The cement industry is one of the oldest industries in Egypt, with more than a century of experience, and a total of 18 plants throughout the country. For decades, the cement industry was one of the most profitable business in Egypt, with EBITDA margin above 30%. Following the Arab Spring in early 2011, the cement industry is facing two main challenges, the increase of the production cost and capacity as outlined below.
1. Increase of the Production Cost
a) Egypt’s cement producers used to run their plants on gas as a main source of energy. However, after the Egyptian revolution in 2011, the gas price went significantly high from US$2 per mBtu to US$6 per mBtu, which consequently entailed the increase of the production cost.
As an alternative, the biggest cement companies started to invest in coal and petroleum coal as a source of energy, in order to reduce the production cost. The immediate impact was the heavy investment in coal mill, regardless of the environmental impact.
The coal is mostly imported, with difficulties related to the instability of the international market price, and the freight that can be delayed, as we recently witnessed the Suez Canal blockage crisis. In addition, in late 2016, the Central Bank of Egypt decided to fully float the Egyptian Pound and the latter lost half of its value.
b) In 2014, Law No. 198 of 2014 on the Mining Wealth was issued, as amended (the Mining Law), and has drastically increased the value of the minerals and raw materials, which are essential to the cement industry. The increase reached more than 500 times the prices previously paid by the producers.
The legislator, in application of the principle of non-retroactivity of the law, explicitly stipulated that all existing contracts concluded under previous laws shall remain in force under the provisions of such laws till the expiration of the relevant licence, when the provisions of the Mining Law will prevail.

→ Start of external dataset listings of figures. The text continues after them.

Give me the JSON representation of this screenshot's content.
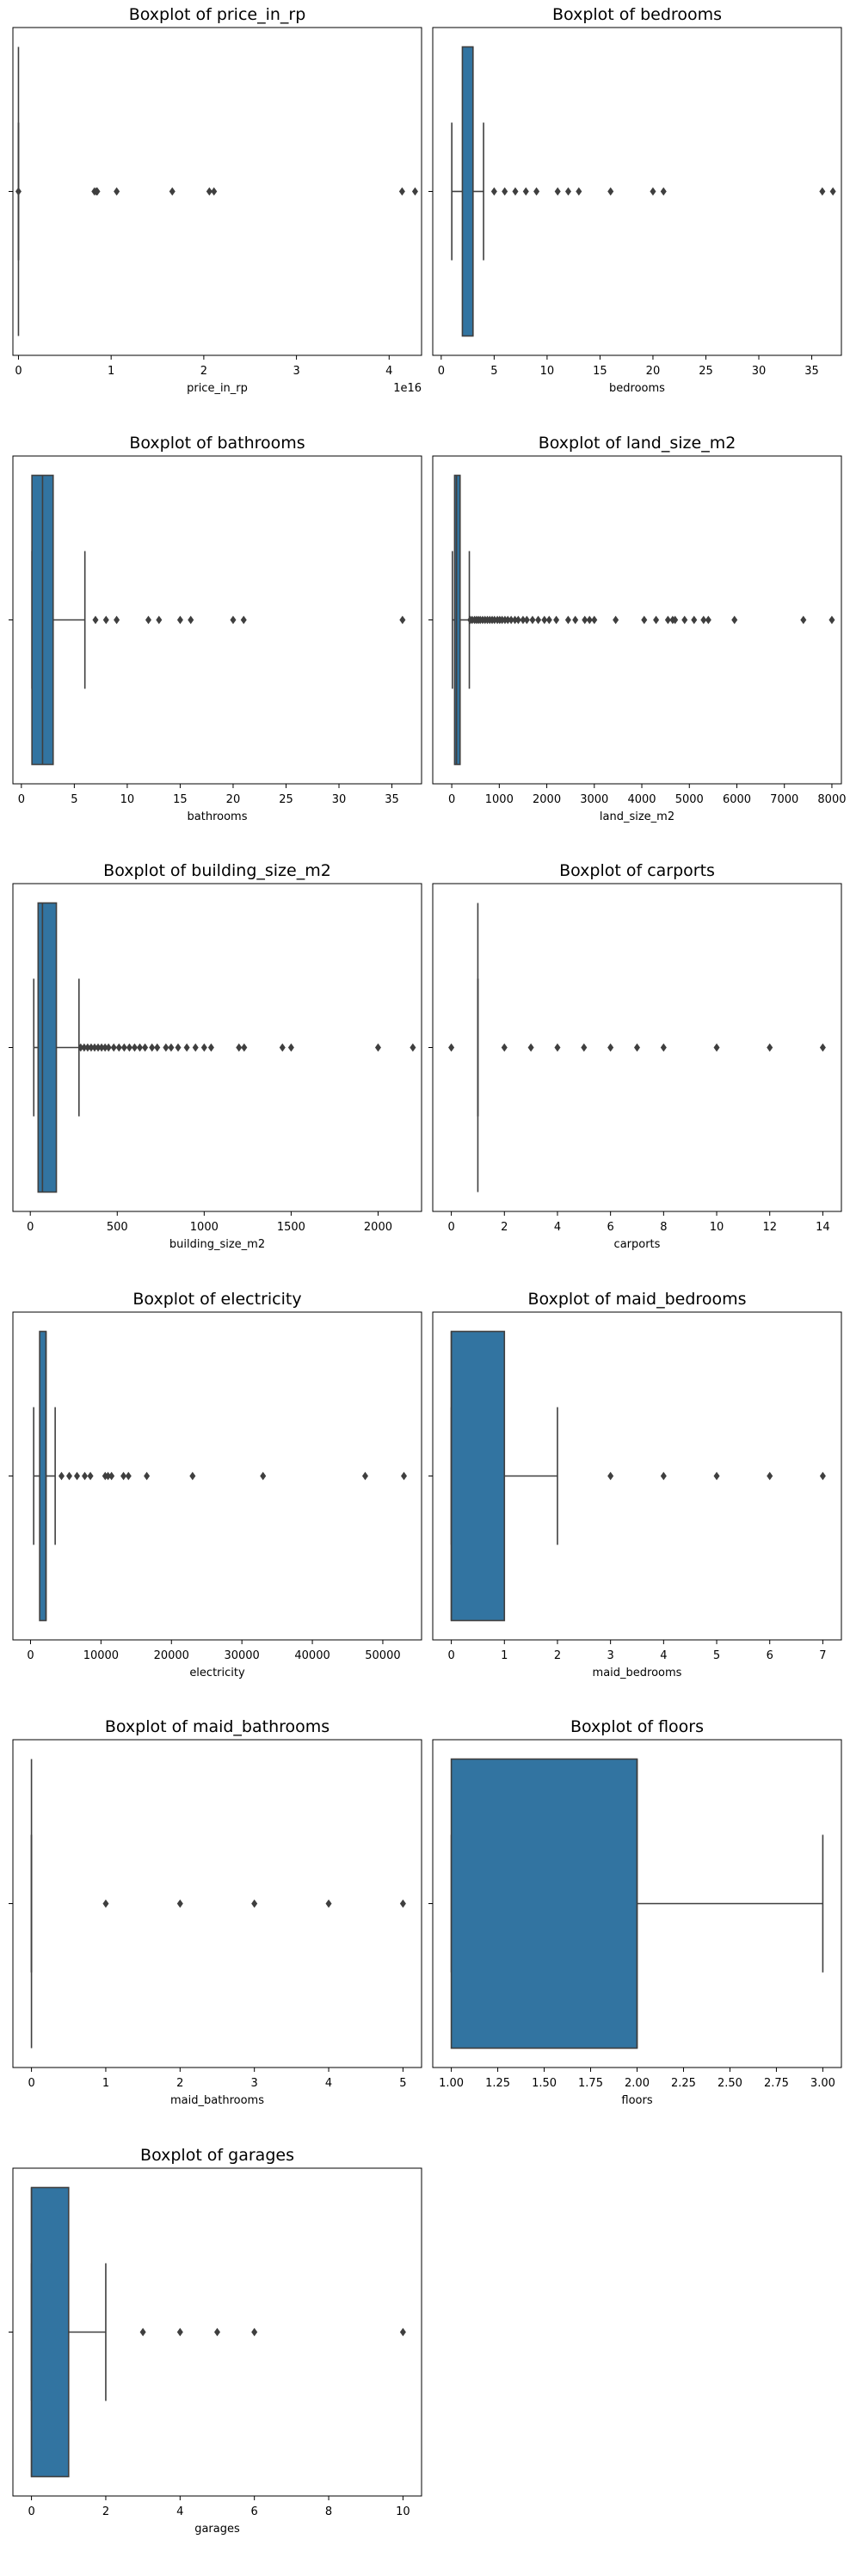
{
  "figure": {
    "background": "#ffffff",
    "box_color": "#3274a1",
    "line_color": "#3f3f3f"
  },
  "chart_data": [
    {
      "type": "boxplot",
      "title": "Boxplot of price_in_rp",
      "xlabel": "price_in_rp",
      "xlim": [
        -0.06,
        4.35
      ],
      "ticks": [
        0,
        1,
        2,
        3,
        4
      ],
      "tick_labels": [
        "0",
        "1",
        "2",
        "3",
        "4"
      ],
      "offset_text": "1e16",
      "stats": {
        "whislo": 0.0,
        "q1": 0.0,
        "med": 0.0,
        "q3": 0.0,
        "whishi": 0.0
      },
      "outliers": [
        0.0,
        0.82,
        0.84,
        0.85,
        1.06,
        1.66,
        2.06,
        2.11,
        4.14,
        4.28
      ]
    },
    {
      "type": "boxplot",
      "title": "Boxplot of bedrooms",
      "xlabel": "bedrooms",
      "xlim": [
        -0.8,
        37.8
      ],
      "ticks": [
        0,
        5,
        10,
        15,
        20,
        25,
        30,
        35
      ],
      "tick_labels": [
        "0",
        "5",
        "10",
        "15",
        "20",
        "25",
        "30",
        "35"
      ],
      "stats": {
        "whislo": 1,
        "q1": 2,
        "med": 3,
        "q3": 3,
        "whishi": 4
      },
      "outliers": [
        5,
        6,
        7,
        8,
        9,
        11,
        12,
        13,
        16,
        20,
        21,
        36,
        37
      ]
    },
    {
      "type": "boxplot",
      "title": "Boxplot of bathrooms",
      "xlabel": "bathrooms",
      "xlim": [
        -0.8,
        37.8
      ],
      "ticks": [
        0,
        5,
        10,
        15,
        20,
        25,
        30,
        35
      ],
      "tick_labels": [
        "0",
        "5",
        "10",
        "15",
        "20",
        "25",
        "30",
        "35"
      ],
      "stats": {
        "whislo": 1,
        "q1": 1,
        "med": 2,
        "q3": 3,
        "whishi": 6
      },
      "outliers": [
        7,
        8,
        9,
        12,
        13,
        15,
        16,
        20,
        21,
        36
      ]
    },
    {
      "type": "boxplot",
      "title": "Boxplot of land_size_m2",
      "xlabel": "land_size_m2",
      "xlim": [
        -400,
        8200
      ],
      "ticks": [
        0,
        1000,
        2000,
        3000,
        4000,
        5000,
        6000,
        7000,
        8000
      ],
      "tick_labels": [
        "0",
        "1000",
        "2000",
        "3000",
        "4000",
        "5000",
        "6000",
        "7000",
        "8000"
      ],
      "stats": {
        "whislo": 14,
        "q1": 60,
        "med": 100,
        "q3": 175,
        "whishi": 370
      },
      "outliers": [
        390,
        430,
        480,
        520,
        560,
        600,
        650,
        700,
        750,
        800,
        850,
        900,
        960,
        1010,
        1060,
        1120,
        1180,
        1250,
        1330,
        1400,
        1500,
        1580,
        1700,
        1820,
        1950,
        2050,
        2200,
        2450,
        2600,
        2800,
        2900,
        3000,
        3450,
        4050,
        4300,
        4550,
        4650,
        4700,
        4900,
        5100,
        5300,
        5400,
        5950,
        7400,
        8000
      ]
    },
    {
      "type": "boxplot",
      "title": "Boxplot of building_size_m2",
      "xlabel": "building_size_m2",
      "xlim": [
        -100,
        2250
      ],
      "ticks": [
        0,
        500,
        1000,
        1500,
        2000
      ],
      "tick_labels": [
        "0",
        "500",
        "1000",
        "1500",
        "2000"
      ],
      "stats": {
        "whislo": 20,
        "q1": 45,
        "med": 70,
        "q3": 150,
        "whishi": 280
      },
      "outliers": [
        290,
        310,
        330,
        350,
        370,
        390,
        410,
        430,
        450,
        480,
        510,
        540,
        570,
        600,
        630,
        660,
        700,
        730,
        780,
        810,
        850,
        900,
        950,
        1000,
        1040,
        1200,
        1230,
        1450,
        1500,
        2000,
        2200
      ]
    },
    {
      "type": "boxplot",
      "title": "Boxplot of carports",
      "xlabel": "carports",
      "xlim": [
        -0.7,
        14.7
      ],
      "ticks": [
        0,
        2,
        4,
        6,
        8,
        10,
        12,
        14
      ],
      "tick_labels": [
        "0",
        "2",
        "4",
        "6",
        "8",
        "10",
        "12",
        "14"
      ],
      "stats": {
        "whislo": 1,
        "q1": 1,
        "med": 1,
        "q3": 1,
        "whishi": 1
      },
      "outliers": [
        0,
        2,
        3,
        4,
        5,
        6,
        7,
        8,
        10,
        12,
        14
      ]
    },
    {
      "type": "boxplot",
      "title": "Boxplot of electricity",
      "xlabel": "electricity",
      "xlim": [
        -2500,
        55500
      ],
      "ticks": [
        0,
        10000,
        20000,
        30000,
        40000,
        50000
      ],
      "tick_labels": [
        "0",
        "10000",
        "20000",
        "30000",
        "40000",
        "50000"
      ],
      "stats": {
        "whislo": 450,
        "q1": 1300,
        "med": 2200,
        "q3": 2200,
        "whishi": 3500
      },
      "outliers": [
        4400,
        5500,
        6600,
        7700,
        8500,
        10600,
        11000,
        11500,
        13200,
        13900,
        16500,
        23000,
        33000,
        47500,
        53000
      ]
    },
    {
      "type": "boxplot",
      "title": "Boxplot of maid_bedrooms",
      "xlabel": "maid_bedrooms",
      "xlim": [
        -0.35,
        7.35
      ],
      "ticks": [
        0,
        1,
        2,
        3,
        4,
        5,
        6,
        7
      ],
      "tick_labels": [
        "0",
        "1",
        "2",
        "3",
        "4",
        "5",
        "6",
        "7"
      ],
      "stats": {
        "whislo": 0,
        "q1": 0,
        "med": 0,
        "q3": 1,
        "whishi": 2
      },
      "outliers": [
        3,
        4,
        5,
        6,
        7
      ]
    },
    {
      "type": "boxplot",
      "title": "Boxplot of maid_bathrooms",
      "xlabel": "maid_bathrooms",
      "xlim": [
        -0.25,
        5.25
      ],
      "ticks": [
        0,
        1,
        2,
        3,
        4,
        5
      ],
      "tick_labels": [
        "0",
        "1",
        "2",
        "3",
        "4",
        "5"
      ],
      "stats": {
        "whislo": 0,
        "q1": 0,
        "med": 0,
        "q3": 0,
        "whishi": 0
      },
      "outliers": [
        1,
        2,
        3,
        4,
        5
      ]
    },
    {
      "type": "boxplot",
      "title": "Boxplot of floors",
      "xlabel": "floors",
      "xlim": [
        0.9,
        3.1
      ],
      "ticks": [
        1.0,
        1.25,
        1.5,
        1.75,
        2.0,
        2.25,
        2.5,
        2.75,
        3.0
      ],
      "tick_labels": [
        "1.00",
        "1.25",
        "1.50",
        "1.75",
        "2.00",
        "2.25",
        "2.50",
        "2.75",
        "3.00"
      ],
      "stats": {
        "whislo": 1,
        "q1": 1,
        "med": 2,
        "q3": 2,
        "whishi": 3
      },
      "outliers": []
    },
    {
      "type": "boxplot",
      "title": "Boxplot of garages",
      "xlabel": "garages",
      "xlim": [
        -0.5,
        10.5
      ],
      "ticks": [
        0,
        2,
        4,
        6,
        8,
        10
      ],
      "tick_labels": [
        "0",
        "2",
        "4",
        "6",
        "8",
        "10"
      ],
      "stats": {
        "whislo": 0,
        "q1": 0,
        "med": 0,
        "q3": 1,
        "whishi": 2
      },
      "outliers": [
        3,
        4,
        5,
        6,
        10
      ]
    }
  ]
}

The first paragraph of Article 3 of the Articles of Issuance of the Mining Law states that:
‘The quarries licences that were issued prior to the effective date of the New Mining Law as well as the terms thereof shall remain and continue to be valid and in force. However, upon renewing the said licences; the provisions stated in the New Mining Law, regarding the annual rent, royalties and research and exploitation licence fees, shall be applied.’
Furthermore, the Egyptian State Council’s General Assembly of Advising and Legislating Sections issued an advisory opinion, confirming that the increase in the value of the annual rent and royalty, introduced by the Mining Law, shall not apply on ongoing contracts, unless the parties agreed otherwise or upon renewal of the duration of the contracts.
As a consequence, the cement companies having ongoing valid contracts started to negotiate the raw materials’ cost with the competent authorities, namely the governorates, in order to reach a reasonable price for all parties involved. Unfortunately, most of said companies failed to reach an agreement thereon and some were forced to escalate the issue before the Investment Dispute Resolution Committee at the General Authority for Investment and Free Zones (GAFI).
In addition, Law No. 193 of 2020 has transferred the management and exploitation of the quarries to the Egyptian Company for Mining Management and Exploitation of Quarries and Saline, an Armed Forces related company.
2. Increase of the Production Capacity
In 2014, a new player joined the industry. The Egyptian government started to invest in cement plants, in order to supply the needs of the government for national projects and infrastructures and decrease the cement price.
Today, the state-owned cement companies represent around 25% of the Egyptian production capacity.
These new state-owned cement companies contributed to an over-capacity of the Egyptian cement market and therefore heavily impacted the cement price, which has dropped since then.
Unfortunately, the increase of the production cost of the cement, as explained above, had an impact on the competitiveness of Egypt in the industry and export of cement to nearby countries, essentially because the production cost in other countries is lower, as is the case in Turkey, playing today one of the leaders of the cement market in the region.
Therefore, the option of exporting the over-capacity abroad is not even considered by the Egyptian producers.
Following several meetings between the Minister of Industry and Trade and the Cement Association, the Egyptian government considers the possibility of decreasing the gas price and also decreasing the market production capacity to reach 65% of the current capacity, pro rata to each producer’s share in the market, and increasing the cement price.
However, to date, the Egyptian government did not issue any decree to resolve the said challenges and the cement producers are frustrated for the lack of any concrete decision therefrom. Many are considering decreasing their investment in Egypt and others are considering filing a case before the International Centre for Settlement of Investment Disputes (ICSID) against the Egyptian government.